This module is not currently running in 2022 to 2023.

Overview

This module examines the reporting practices of political journalists, the institutional contexts of political journalism, and the interactions between journalists and sources across different forms of political reportage. It assesses the power of governmental communication, and the changing nature of contemporary political journalism. Forms of political reportage that will be investigated include: parliamentary reporting, political commentary, interviews and press conferences, and the role of social media in political reportage.

Details

Contact hours

Total Contact Hours: 24
Private Study Hours: 126
Total Study Hours: 150

Availability

MA Multimedia Journalism
MA in International Multimedia Journalism

Method of assessment

Main assessment methods
Essay (4000 words) (30%)
Case Study (2000 words) (30%)
Examination (40%)

Reassessment methods
Like for Like

Indicative reading

Benson, R. & Neveu, E. (2005) (eds.) Bourdieu and the Journalistic Field. Malden, MA: Polity.
Clayman, S. & Heritage, J. (2002) The News Interview: Journalists and Public Figures on the Air. Cambridge: Cambridge University Press.
Cook, T.E. (2005) Governing With the News: The news media as a political institution. 2nd edn. Chicago: Chicago University Press.
Cottle, S. (ed.) (2003) News, Public Relations and Power. London: Sage.
Craig, G. (2004) The Media, Politics and Public Life. Sydney: Allen & Unwin.
Franklin, B. (2004) Packaging Politics: Political Communications in Britain's Media Democracy. 2nd edn. London: Arnold.
Hargreaves, I. (2003) Journalism: Truth or Dare? Oxford: Oxford University Press.
Hirst, M., Phelan, S. & Rupar, V. (eds.) (2012) Scooped: The Politics and Power of Journalism in Aotearoa New Zealand. Auckland: AUT Media.
Kuhn, R. & Neveu, E. (eds.) (2002) Political Journalism: New challenges, new practices. London: Routledge.
McNair, B. (2000) Journalism and Democracy: An evaluation of the political public sphere.
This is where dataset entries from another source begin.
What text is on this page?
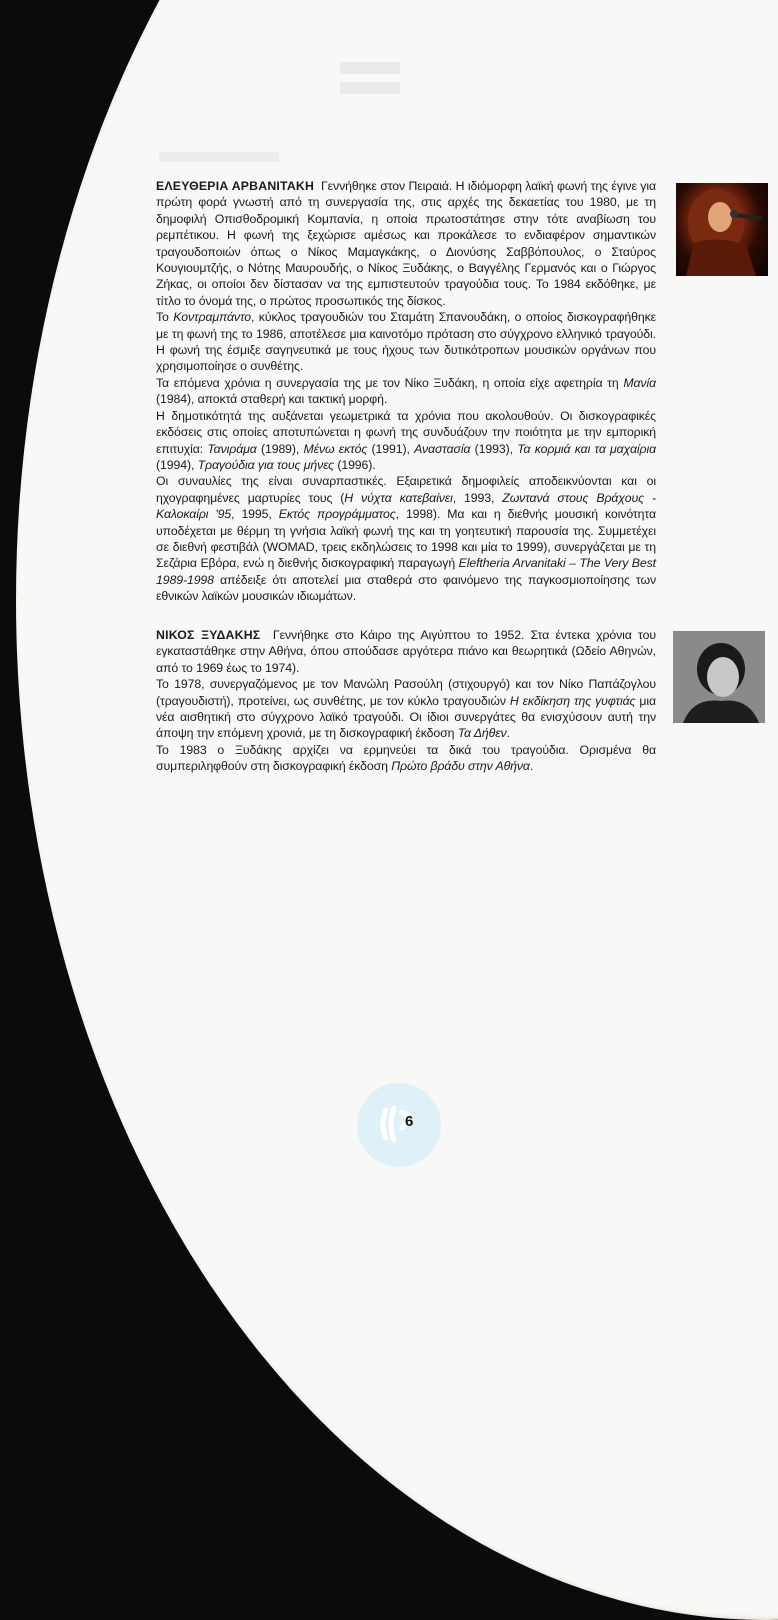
ΕΛΕΥΘΕΡΙΑ ΑΡΒΑΝΙΤΑΚΗ Γεννήθηκε στον Πειραιά. Η ιδιόμορφη λαϊκή φωνή της έγινε για πρώτη φορά γνωστή από τη συνεργασία της, στις αρχές της δεκαετίας του 1980, με τη δημοφιλή Οπισθοδρομική Κομπανία, η οποία πρωτοστάτησε στην τότε αναβίωση του ρεμπέτικου. Η φωνή της ξεχώρισε αμέσως και προκάλεσε το ενδιαφέρον σημαντικών τραγουδοποιών όπως ο Νίκος Μαμαγκάκης, ο Διονύσης Σαββόπουλος, ο Σταύρος Κουγιουμτζής, ο Νότης Μαυρουδής, ο Νίκος Ξυδάκης, ο Βαγγέλης Γερμανός και ο Γιώργος Ζήκας, οι οποίοι δεν δίστασαν να της εμπιστευτούν τραγούδια τους. Το 1984 εκδόθηκε, με τίτλο το όνομά της, ο πρώτος προσωπικός της δίσκος.

Το Κοντραμπάντο, κύκλος τραγουδιών του Σταμάτη Σπανουδάκη, ο οποίος δισκογραφήθηκε με τη φωνή της το 1986, αποτέλεσε μια καινοτόμο πρόταση στο σύγχρονο ελληνικό τραγούδι. Η φωνή της έσμιξε σαγηνευτικά με τους ήχους των δυτικότροπων μουσικών οργάνων που χρησιμοποίησε ο συνθέτης.

Τα επόμενα χρόνια η συνεργασία της με τον Νίκο Ξυδάκη, η οποία είχε αφετηρία τη Μανία (1984), αποκτά σταθερή και τακτική μορφή.

Η δημοτικότητά της αυξάνεται γεωμετρικά τα χρόνια που ακολουθούν. Οι δισκογραφικές εκδόσεις στις οποίες αποτυπώνεται η φωνή της συνδυάζουν την ποιότητα με την εμπορική επιτυχία: Τανιράμα (1989), Μένω εκτός (1991), Αναστασία (1993), Τα κορμιά και τα μαχαίρια (1994), Τραγούδια για τους μήνες (1996).

Οι συναυλίες της είναι συναρπαστικές. Εξαιρετικά δημοφιλείς αποδεικνύονται και οι ηχογραφημένες μαρτυρίες τους (Η νύχτα κατεβαίνει, 1993, Ζωντανά στους Βράχους - Καλοκαίρι '95, 1995, Εκτός προγράμματος, 1998). Μα και η διεθνής μουσική κοινότητα υποδέχεται με θέρμη τη γνήσια λαϊκή φωνή της και τη γοητευτική παρουσία της. Συμμετέχει σε διεθνή φεστιβάλ (WOMAD, τρεις εκδηλώσεις το 1998 και μία το 1999), συνεργάζεται με τη Σεζάρια Εβόρα, ενώ η διεθνής δισκογραφική παραγωγή Eleftheria Arvanitaki – The Very Best 1989-1998 απέδειξε ότι αποτελεί μια σταθερά στο φαινόμενο της παγκοσμιοποίησης των εθνικών λαϊκών μουσικών ιδιωμάτων.

ΝΙΚΟΣ ΞΥΔΑΚΗΣ Γεννήθηκε στο Κάιρο της Αιγύπτου το 1952. Στα έντεκα χρόνια του εγκαταστάθηκε στην Αθήνα, όπου σπούδασε αργότερα πιάνο και θεωρητικά (Ωδείο Αθηνών, από το 1969 έως το 1974).

Το 1978, συνεργαζόμενος με τον Μανώλη Ρασούλη (στιχουργό) και τον Νίκο Παπάζογλου (τραγουδιστή), προτείνει, ως συνθέτης, με τον κύκλο τραγουδιών Η εκδίκηση της γυφτιάς μια νέα αισθητική στο σύγχρονο λαϊκό τραγούδι. Οι ίδιοι συνεργάτες θα ενισχύσουν αυτή την άποψη την επόμενη χρονιά, με τη δισκογραφική έκδοση Τα Δήθεν.

Το 1983 ο Ξυδάκης αρχίζει να ερμηνεύει τα δικά του τραγούδια. Ορισμένα θα συμπεριληφθούν στη δισκογραφική έκδοση Πρώτο βράδυ στην Αθήνα.

6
London: Routledge

See the library reading list for this module (Medway)

Learning outcomes

The intended subject specific learning outcomes.
On successfully completing the module students will be able to:
8.1 Demonstrate a systematic understanding and critical awareness of key features of the structural relationship between the fields of politics and journalism, drawing on relevant academic literature and recent debates across fields of study in journalism, politics, communication and discourse analysis.
8.2 Acquire a detailed knowledge about source influence models and be able to critically evaluate debates about the merits of particular models in the student's own research and advanced scholarship.
8.3 Acquire a comprehensive knowledge of the recent historical evolution of governmental communication processes and parliamentary reporting practices and be able to critically reflect on the ramifications of such developments for contemporary political engagement and participation
8.4 Demonstrate a systematic understanding of how social media and the 24-hour news cycle are transforming political journalism and be able to critically assess the merits and shortcomings of such technological and economic changes in the production of quality journalism.
8.5 Acquire detailed knowledge about language use and the exercise of power relations in interrogative encounters between journalists and politicians and also demonstrated high level skills in textual analysis
8.6 Acquire a comprehensive knowledge of advanced scholarship across a range of relevant disciplines on journalistic framings of political leadership and public opinion in political reporting
8.7 Demonstrate a systematic understanding of the complex interplay between news and opinion in political reporting and evaluate such changes in the contexts of the contributions of journalism to the democratic health of a society.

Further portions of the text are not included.